Originally Posted By: 2bSolo

My engineer is older and he has a lot of experience in recording soul music in the South. We are using two horns, trumpet and tenor sax. The other night, he wanted the players to double the parts (stacking as he calls it). I was fine with that but it had an annoying chorus effect and I said something about it. Turns out he was doing it sound on sound so I am glad I did. He stopped doing it, but he said the horns would not come out well if I didn't double them. Also, he said all the Stax sessions used doubled horns.

So today I listened to some Sam and Dave, then some Otis Redding. The horns don't sound chorused to me at all. Reverbed, but not chorused.


2b


Your "engineer" isn't as knowledgeable as he claims to be if he's doing sound on sound and having problems with comb filter phasing (chorus effect)........ or, more likely, and or in addition to that...... he's just plain lazy. BTW: a good engineer doesn't have to double parts to make them sound good. But he does have to know what he's doing. You can decide for yourself which is the case in this instance.

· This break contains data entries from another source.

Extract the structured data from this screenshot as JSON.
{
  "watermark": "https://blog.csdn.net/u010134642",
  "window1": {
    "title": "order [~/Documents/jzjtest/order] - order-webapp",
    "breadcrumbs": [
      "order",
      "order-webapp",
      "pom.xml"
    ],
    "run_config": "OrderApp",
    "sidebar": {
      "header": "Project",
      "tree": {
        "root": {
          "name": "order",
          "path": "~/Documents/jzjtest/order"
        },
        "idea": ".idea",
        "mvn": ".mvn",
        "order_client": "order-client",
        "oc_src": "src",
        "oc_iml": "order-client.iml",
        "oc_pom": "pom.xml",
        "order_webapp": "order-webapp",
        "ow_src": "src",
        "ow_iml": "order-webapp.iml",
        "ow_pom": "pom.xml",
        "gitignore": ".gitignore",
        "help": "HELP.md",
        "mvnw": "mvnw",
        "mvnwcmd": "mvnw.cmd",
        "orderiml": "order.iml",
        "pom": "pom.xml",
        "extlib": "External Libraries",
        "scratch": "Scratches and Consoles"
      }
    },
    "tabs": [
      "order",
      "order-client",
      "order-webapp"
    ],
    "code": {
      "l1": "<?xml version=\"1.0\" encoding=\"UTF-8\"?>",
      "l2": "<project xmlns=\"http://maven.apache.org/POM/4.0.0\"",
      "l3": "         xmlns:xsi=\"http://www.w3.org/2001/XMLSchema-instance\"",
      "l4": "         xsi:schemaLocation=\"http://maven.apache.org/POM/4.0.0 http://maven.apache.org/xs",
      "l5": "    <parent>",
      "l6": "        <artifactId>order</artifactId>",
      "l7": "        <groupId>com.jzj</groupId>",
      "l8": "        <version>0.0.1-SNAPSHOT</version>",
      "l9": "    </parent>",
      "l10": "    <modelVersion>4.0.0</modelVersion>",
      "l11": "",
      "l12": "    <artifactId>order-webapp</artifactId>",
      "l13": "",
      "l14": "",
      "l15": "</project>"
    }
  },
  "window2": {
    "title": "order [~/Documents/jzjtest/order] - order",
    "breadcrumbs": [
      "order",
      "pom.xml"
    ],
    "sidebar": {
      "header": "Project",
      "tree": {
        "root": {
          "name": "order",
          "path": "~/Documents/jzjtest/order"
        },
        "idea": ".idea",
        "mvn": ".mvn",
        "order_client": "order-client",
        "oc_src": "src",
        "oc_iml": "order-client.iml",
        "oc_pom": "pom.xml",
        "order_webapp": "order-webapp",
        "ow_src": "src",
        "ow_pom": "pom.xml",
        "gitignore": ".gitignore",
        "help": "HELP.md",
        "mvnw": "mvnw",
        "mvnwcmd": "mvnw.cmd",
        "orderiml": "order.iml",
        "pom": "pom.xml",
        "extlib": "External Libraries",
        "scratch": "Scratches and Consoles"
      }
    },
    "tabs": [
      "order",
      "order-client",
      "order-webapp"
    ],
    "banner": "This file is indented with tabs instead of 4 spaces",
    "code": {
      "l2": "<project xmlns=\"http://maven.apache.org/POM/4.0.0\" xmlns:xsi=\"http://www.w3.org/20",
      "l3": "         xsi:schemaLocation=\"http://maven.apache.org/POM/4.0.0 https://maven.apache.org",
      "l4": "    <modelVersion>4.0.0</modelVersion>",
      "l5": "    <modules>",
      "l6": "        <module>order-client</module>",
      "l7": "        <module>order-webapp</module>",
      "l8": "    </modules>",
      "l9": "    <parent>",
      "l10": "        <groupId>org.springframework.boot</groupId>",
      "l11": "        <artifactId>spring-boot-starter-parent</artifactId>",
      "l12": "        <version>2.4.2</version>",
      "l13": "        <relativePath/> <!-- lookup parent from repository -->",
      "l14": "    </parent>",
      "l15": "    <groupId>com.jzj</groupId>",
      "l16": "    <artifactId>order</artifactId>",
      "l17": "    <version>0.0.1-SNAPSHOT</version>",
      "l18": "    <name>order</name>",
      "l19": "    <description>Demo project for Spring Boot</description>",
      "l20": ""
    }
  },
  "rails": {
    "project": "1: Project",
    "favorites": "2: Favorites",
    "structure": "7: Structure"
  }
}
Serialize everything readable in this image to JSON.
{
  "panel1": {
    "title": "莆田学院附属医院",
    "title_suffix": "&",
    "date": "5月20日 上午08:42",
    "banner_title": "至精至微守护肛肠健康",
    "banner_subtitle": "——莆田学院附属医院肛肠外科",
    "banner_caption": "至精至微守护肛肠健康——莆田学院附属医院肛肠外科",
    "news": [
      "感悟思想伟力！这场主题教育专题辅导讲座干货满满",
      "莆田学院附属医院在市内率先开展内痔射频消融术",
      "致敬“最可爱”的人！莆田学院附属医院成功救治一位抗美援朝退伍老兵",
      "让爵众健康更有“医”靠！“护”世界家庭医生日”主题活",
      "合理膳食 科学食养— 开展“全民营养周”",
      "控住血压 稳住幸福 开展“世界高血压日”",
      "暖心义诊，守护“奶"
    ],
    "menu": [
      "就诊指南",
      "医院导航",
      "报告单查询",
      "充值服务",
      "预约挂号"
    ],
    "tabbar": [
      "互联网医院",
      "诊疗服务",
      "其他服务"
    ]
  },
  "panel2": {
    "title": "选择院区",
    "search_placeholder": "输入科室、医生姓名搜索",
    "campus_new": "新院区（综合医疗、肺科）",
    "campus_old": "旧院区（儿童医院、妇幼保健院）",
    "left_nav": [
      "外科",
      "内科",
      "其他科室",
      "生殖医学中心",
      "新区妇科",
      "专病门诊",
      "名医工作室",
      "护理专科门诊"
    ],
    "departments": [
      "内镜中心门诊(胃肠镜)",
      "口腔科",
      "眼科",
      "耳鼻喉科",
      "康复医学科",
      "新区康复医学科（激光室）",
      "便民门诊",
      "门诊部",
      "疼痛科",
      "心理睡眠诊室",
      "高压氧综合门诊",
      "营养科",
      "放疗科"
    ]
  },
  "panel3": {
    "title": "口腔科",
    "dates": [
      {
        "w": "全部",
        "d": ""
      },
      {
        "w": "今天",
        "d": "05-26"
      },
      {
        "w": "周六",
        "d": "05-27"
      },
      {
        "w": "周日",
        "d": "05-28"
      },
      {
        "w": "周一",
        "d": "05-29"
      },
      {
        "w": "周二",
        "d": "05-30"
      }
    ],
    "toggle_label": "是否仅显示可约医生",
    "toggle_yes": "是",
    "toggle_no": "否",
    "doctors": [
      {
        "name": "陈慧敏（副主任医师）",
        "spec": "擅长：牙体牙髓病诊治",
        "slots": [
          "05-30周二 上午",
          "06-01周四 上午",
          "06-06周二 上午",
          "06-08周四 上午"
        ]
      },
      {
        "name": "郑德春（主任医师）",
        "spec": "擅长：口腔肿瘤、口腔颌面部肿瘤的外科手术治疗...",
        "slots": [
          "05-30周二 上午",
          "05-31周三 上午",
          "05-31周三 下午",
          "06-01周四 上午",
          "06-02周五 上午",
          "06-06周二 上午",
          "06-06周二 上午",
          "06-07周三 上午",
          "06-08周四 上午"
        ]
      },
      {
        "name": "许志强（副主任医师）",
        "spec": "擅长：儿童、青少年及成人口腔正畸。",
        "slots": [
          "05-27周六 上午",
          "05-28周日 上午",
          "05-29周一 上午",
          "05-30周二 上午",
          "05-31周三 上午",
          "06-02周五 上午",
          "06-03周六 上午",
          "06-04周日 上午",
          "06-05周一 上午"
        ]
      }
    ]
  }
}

Well.... technically he's correct. Horns sound good in horn sections..... BUT.... getting a doubled or stacked horn section to sound good, as you pointed out is not easy. It's better to record just one horn on a melody. Now if you notice, 9 in the example Dock of the Bay) there are places where the two horns are playing harmony melody parts. That's totally different and easy to record. It's when the 2 or more horns are playing the same exact melody that problems occur. It's called comb filtering. You have two very close notes and you have all sorts of things going on with the out of phase waves. Addition, subtraction, beat frequencies, all of that adds up to give you the phased sound you describe.

Go with ONE solidly recorded track for each. ONLY use the same instrument on parts that are harmony with no unison notes. ALWAYS record the instruments in their own unique tracks for each take. That makes it easy to change levels, edit notes out, etc,,,, in the final mix.

The way I work with stacked tracks is as follows.
1. Each take has it's own track
2. Each take is recorded in such a way as to ensure ALL notes start and end at the same time. Phrasing is super critical. No loose ends. Also.... using Melodyne to correct pitch drift is a really, really good idea as well. Nothing says "tight" like tuned parts.
3. If unison is used..... one track is the lead. The other tracks are panned fairly hard off center one way and the other. (3 tracks) One center, one hard left, one hard right. Both the hard panned tracks are also volume enveloped to be barely audible. In other words, down at the -10 to -14 dB below the dB level of the lead or main track. Doing this lets you have the fill you want..... but low enough that comb filtering is not very evident.
4. that time consuming effort is applied to each and every track that is stacked or doubled.'


None of this is hard and fast "rules" for recording, just guidelines. You can stack doubled tracks all day long with minimal problems but you have to know what you're doing and be working with well recorded tracks.